New Jersey has revised the HomeKeeper program to make its $300 million federal funding more available to the state’s needy families. This program was designed to help struggling homeowners who are at risk of foreclosure directly caused by unemployment or underemployment to stay in their homes. Approximately 1,000 homeowners have taken advantage of this debt relief program.

Under the HomeKeeper program, homeowners can take out a zero percent mortgage loan of up to $48,000 on their primary home. This loan can be paid off in full at five years or when the home is sold before then. If the homeowner still lives in the home after five years, the program’s lender will forgive the mortgage loan at a rate of 20 percent per year until the 10th year, when the lender will forgive the loan entirely.

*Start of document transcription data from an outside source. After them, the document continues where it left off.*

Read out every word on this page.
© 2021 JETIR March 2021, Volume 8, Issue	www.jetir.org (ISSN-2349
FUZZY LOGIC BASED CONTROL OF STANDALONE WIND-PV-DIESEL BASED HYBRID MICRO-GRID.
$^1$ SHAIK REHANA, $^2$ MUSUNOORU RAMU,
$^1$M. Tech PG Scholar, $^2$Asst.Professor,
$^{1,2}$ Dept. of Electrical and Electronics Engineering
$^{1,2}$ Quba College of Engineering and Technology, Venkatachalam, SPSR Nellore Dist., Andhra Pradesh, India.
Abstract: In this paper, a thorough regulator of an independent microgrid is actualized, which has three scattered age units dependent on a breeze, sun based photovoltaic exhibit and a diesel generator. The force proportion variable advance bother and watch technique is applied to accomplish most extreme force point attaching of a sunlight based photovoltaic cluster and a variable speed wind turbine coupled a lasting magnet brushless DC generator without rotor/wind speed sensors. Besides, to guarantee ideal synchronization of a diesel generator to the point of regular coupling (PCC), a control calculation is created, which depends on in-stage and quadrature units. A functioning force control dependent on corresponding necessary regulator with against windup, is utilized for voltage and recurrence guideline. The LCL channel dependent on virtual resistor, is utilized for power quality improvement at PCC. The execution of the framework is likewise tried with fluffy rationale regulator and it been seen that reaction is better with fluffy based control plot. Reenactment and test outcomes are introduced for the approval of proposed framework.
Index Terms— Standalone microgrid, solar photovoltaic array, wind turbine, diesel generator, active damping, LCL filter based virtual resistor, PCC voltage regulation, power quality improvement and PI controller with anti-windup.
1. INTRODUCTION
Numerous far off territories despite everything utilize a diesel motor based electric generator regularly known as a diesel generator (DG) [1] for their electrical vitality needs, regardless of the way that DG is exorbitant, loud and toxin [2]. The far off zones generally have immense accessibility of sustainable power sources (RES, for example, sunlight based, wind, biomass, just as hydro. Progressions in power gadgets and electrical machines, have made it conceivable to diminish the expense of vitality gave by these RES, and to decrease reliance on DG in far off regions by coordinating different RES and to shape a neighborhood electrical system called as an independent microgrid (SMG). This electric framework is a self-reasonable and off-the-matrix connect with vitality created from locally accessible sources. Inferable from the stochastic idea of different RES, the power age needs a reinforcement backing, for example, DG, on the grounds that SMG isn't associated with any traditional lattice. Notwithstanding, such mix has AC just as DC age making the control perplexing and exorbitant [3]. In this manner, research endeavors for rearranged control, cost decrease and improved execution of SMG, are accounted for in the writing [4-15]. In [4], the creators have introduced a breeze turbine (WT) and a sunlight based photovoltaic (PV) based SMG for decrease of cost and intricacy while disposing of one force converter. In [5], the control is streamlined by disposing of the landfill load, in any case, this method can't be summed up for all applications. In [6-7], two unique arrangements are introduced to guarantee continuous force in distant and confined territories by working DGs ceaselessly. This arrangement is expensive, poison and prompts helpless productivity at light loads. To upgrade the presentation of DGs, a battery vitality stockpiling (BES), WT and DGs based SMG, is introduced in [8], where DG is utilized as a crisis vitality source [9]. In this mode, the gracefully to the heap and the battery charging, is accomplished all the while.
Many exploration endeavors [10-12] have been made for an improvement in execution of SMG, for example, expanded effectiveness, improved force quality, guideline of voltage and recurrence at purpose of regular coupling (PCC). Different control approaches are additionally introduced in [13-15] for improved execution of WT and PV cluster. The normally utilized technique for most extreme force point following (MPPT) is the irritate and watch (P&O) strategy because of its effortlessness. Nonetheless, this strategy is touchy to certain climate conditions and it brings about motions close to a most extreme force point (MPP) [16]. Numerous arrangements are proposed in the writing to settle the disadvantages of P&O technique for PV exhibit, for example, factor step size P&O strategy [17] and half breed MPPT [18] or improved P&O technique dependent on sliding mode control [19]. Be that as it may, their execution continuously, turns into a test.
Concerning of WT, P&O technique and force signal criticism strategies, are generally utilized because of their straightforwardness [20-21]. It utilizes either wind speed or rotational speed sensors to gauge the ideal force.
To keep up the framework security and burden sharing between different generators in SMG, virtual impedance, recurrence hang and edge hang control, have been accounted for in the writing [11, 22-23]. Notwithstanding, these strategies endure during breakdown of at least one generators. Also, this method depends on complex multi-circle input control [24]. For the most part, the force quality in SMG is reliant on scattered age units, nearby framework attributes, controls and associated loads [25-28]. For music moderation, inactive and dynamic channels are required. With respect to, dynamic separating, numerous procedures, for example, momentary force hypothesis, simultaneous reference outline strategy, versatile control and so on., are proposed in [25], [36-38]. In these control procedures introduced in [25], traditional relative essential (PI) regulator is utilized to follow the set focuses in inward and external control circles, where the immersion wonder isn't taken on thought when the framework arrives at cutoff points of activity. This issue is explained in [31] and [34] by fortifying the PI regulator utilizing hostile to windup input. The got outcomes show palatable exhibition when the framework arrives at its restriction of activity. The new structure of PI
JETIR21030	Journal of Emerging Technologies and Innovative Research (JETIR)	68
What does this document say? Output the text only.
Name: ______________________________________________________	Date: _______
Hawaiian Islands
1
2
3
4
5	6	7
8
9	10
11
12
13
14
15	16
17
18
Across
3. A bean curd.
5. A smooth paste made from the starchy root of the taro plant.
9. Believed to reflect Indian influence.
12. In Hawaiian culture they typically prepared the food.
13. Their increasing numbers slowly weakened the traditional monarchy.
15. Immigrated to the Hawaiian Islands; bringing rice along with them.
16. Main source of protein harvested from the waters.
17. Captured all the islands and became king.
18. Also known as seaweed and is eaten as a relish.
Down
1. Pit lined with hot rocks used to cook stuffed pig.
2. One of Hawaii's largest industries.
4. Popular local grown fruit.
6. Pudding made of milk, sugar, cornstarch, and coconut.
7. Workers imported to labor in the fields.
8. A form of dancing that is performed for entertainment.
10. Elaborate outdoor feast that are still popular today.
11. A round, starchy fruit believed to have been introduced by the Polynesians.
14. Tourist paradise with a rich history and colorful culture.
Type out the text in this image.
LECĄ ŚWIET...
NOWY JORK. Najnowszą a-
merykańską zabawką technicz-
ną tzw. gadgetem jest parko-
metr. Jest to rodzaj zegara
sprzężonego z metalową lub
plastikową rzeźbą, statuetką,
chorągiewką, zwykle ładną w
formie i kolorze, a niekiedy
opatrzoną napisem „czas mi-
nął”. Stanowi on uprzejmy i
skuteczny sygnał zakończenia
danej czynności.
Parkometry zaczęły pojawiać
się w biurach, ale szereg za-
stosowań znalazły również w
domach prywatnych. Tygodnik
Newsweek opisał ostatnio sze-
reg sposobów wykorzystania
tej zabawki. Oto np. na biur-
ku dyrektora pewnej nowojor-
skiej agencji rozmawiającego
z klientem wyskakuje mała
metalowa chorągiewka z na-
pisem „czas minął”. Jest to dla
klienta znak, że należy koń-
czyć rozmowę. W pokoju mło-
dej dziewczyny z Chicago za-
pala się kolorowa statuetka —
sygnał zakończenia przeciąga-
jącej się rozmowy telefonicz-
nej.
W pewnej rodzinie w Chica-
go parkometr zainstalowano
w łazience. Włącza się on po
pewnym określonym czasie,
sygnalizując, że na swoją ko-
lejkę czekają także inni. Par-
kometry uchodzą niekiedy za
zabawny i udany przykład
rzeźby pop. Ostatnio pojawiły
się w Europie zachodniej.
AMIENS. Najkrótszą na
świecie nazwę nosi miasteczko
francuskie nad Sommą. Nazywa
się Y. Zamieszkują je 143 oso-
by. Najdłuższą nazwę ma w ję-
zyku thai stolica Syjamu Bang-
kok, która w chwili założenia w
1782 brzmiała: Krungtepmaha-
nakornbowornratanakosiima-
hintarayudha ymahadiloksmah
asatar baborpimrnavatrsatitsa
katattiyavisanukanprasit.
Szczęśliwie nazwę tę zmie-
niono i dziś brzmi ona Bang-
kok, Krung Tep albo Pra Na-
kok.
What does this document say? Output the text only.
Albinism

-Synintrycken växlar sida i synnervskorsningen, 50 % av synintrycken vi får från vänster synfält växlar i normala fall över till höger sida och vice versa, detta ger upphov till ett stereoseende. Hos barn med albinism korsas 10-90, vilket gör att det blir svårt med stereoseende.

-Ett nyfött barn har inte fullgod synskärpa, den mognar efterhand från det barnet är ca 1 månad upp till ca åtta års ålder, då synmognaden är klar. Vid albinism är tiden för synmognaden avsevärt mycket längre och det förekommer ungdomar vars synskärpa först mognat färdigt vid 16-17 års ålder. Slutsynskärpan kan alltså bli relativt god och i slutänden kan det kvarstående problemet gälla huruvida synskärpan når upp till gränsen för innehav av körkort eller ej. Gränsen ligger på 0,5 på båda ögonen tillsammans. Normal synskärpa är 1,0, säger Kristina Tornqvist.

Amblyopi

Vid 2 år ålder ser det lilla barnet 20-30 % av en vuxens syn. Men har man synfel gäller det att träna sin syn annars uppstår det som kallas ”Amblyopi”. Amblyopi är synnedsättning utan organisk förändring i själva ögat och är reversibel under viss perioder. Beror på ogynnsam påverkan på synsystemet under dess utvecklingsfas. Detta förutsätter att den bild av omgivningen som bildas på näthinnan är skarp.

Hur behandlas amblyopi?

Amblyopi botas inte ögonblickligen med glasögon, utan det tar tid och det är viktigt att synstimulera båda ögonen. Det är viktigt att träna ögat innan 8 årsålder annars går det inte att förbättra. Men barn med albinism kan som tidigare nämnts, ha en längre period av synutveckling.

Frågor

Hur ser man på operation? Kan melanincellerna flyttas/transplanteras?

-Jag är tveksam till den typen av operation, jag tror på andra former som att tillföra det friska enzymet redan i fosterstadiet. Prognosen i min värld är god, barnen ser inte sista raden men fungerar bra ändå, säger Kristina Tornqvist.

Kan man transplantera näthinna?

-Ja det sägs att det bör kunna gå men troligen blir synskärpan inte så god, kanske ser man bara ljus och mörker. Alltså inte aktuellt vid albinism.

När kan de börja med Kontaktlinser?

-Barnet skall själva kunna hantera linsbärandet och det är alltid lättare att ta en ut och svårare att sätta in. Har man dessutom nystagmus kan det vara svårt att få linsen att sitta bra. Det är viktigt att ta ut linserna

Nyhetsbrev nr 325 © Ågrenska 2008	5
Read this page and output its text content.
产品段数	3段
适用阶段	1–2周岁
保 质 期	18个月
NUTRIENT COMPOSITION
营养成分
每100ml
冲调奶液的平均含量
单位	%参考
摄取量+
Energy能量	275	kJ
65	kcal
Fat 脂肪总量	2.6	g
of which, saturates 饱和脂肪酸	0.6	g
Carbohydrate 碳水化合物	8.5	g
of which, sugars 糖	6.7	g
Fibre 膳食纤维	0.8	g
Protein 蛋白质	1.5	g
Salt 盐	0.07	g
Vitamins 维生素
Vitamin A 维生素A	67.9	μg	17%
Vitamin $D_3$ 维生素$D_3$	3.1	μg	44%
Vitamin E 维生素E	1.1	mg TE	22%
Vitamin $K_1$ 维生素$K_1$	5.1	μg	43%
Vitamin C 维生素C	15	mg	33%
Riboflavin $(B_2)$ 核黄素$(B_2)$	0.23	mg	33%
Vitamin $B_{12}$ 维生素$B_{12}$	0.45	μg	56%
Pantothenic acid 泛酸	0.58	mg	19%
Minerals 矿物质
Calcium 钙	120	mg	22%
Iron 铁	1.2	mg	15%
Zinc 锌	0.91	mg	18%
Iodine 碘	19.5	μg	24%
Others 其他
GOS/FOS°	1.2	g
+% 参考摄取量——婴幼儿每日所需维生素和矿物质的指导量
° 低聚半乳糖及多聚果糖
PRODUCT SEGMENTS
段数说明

To receive the benefits of the HomeKeeper program, the underemployed person must demonstrate a drop in income of 15 percent instead of the previously required 25 percent. People can apply for the loan no matter when they purchased their homes. People who have been unemployed for up to 3 years may be eligible under the program even if they are not eligible to receive unemployment benefits.

These changes, which took effect Sept. 1, were made to get distressed New Jersey homeowners the financial assistance they need in the shortest amount of time. However, there may be adverse income tax consequences associated with this program. New Jersey homeowners may wish to consult with an experienced bankruptcy attorney to determine if this program is right for their situation or if other steps should be taken.